Transgene silencing at the pericentromeres is associated with a transient ectopic kinetochore
Transcriptional silencing of URA3 at the C. albicans CEN core is known to facilitate CENPA binding (Thakur and Sanyal 2013). We wanted to examine the consequence of URA3 silencing in these pericentromeric insertions. ChIP experiments on the 5’FOA resistant colonies revealed that URA3 is significantly enriched with CENPA when cells were grown in CM+5’FOA than CM-Uri indicating that transcriptional repression of URA3 at pericentromeres favors CENPA binding in all the URA3 insertions which yielded the 5’FOA resistant colonies (Fig. 2 (top panel), Supplemental Figs. S2A, S2C).

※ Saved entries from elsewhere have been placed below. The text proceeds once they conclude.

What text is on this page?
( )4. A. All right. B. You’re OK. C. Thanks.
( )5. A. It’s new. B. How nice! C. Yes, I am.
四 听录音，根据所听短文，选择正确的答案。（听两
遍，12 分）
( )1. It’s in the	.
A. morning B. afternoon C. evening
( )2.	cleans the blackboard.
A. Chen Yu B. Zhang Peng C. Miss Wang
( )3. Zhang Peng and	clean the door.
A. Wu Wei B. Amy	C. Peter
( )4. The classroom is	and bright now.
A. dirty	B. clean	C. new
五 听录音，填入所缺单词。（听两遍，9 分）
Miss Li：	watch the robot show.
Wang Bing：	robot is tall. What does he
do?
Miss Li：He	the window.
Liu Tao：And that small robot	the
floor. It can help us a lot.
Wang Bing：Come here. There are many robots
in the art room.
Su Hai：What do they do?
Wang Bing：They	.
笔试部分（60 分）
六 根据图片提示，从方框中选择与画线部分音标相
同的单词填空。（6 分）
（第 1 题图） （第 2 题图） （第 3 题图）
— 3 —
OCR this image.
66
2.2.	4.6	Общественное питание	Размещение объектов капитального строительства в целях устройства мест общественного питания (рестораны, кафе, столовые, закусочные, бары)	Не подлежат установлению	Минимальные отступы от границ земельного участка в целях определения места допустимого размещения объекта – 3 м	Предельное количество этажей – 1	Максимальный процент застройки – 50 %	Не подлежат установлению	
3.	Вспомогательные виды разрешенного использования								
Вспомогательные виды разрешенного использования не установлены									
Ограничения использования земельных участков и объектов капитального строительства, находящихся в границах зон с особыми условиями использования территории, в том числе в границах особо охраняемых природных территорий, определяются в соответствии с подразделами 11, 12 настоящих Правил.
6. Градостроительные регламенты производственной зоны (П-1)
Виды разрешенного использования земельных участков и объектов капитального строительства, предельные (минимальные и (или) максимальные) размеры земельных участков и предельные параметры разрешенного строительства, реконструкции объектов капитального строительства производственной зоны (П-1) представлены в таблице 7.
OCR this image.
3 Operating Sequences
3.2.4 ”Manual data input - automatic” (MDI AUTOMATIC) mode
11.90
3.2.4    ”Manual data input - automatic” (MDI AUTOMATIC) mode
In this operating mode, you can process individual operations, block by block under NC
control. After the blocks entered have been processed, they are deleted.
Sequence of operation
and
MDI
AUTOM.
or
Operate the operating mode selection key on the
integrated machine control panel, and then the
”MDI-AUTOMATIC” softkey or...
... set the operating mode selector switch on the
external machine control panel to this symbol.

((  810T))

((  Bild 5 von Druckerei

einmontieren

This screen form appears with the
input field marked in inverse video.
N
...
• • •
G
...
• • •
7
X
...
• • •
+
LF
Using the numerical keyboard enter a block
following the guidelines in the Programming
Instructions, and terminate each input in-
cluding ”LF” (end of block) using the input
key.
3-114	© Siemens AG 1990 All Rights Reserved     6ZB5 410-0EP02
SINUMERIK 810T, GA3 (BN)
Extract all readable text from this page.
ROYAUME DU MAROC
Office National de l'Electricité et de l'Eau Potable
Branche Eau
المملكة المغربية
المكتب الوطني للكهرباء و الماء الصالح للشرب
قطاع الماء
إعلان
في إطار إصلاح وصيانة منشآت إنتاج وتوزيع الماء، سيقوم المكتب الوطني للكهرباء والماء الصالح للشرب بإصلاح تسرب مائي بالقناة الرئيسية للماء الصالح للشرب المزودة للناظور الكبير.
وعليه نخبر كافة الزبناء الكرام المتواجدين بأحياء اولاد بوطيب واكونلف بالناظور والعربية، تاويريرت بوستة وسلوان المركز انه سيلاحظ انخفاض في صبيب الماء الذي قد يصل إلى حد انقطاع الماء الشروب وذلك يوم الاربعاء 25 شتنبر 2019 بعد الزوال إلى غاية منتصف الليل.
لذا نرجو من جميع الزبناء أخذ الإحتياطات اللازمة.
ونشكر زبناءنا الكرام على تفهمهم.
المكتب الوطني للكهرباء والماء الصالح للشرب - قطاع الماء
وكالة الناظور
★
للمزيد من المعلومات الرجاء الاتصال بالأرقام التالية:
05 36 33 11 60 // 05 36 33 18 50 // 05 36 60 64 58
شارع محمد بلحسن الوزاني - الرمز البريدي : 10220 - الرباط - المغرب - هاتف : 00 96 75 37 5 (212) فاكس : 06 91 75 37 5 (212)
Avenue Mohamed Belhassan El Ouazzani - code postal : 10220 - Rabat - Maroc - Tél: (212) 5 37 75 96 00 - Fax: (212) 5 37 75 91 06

We did not observe this phenomenon in the far-CEN7 integrant (Supplemental Fig. S2B). We expressed Protein A-tagged Mtw1 (Supplemental fig. S3A), the Mis12 homolog in C. albicans, (Roy, Burrack et al. 2011) and detected its significant enrichment on URA3 in LSK437 (4L) and LSK440 (4R) indicating that URA3 can form an ectopic centromere (ecCEN) when minimally transcribed (Fig. 2, bottom panel). The overlapping CENPA and Mtw1 binding regions were limited to the repressed URA3 locus and did not extend to regions beyond it (Supplemental Figs. S3B, S3C).
We further wanted to determine whether ecCEN can be stably propagated through mitosis by withdrawing the selection. We serially passaged the initial 5’FOA resistant colonies from LSK404 (4L/4L::URA3) and LSK425 (4R/4R::URA3) in non-selective media (YPDU) for up to 20 generations (Supplemental Fig. S4A) (see Supplemental methods). We observed a gradual decline in the relative enrichment of CENPA at URA3 with every doubling and after ∼20 mitoses, the CENPA level was comparable to a state when cells were forced to express URA3 (in CM-Uri) (Supplemental Fig. S4B). Additionally, we observed that if at any stage of passaging in non-selective media (YPDU), these cells were regrown in presence of selection (CM+5’FOA), they could reassemble the CENPA associated ecCEN on URA3 (Supplemental Fig. S4C). Thus, transcriptional repression of a transgene within the 25 kb compact pericentromeric region favors the formation of a transient ectopic kinetochore.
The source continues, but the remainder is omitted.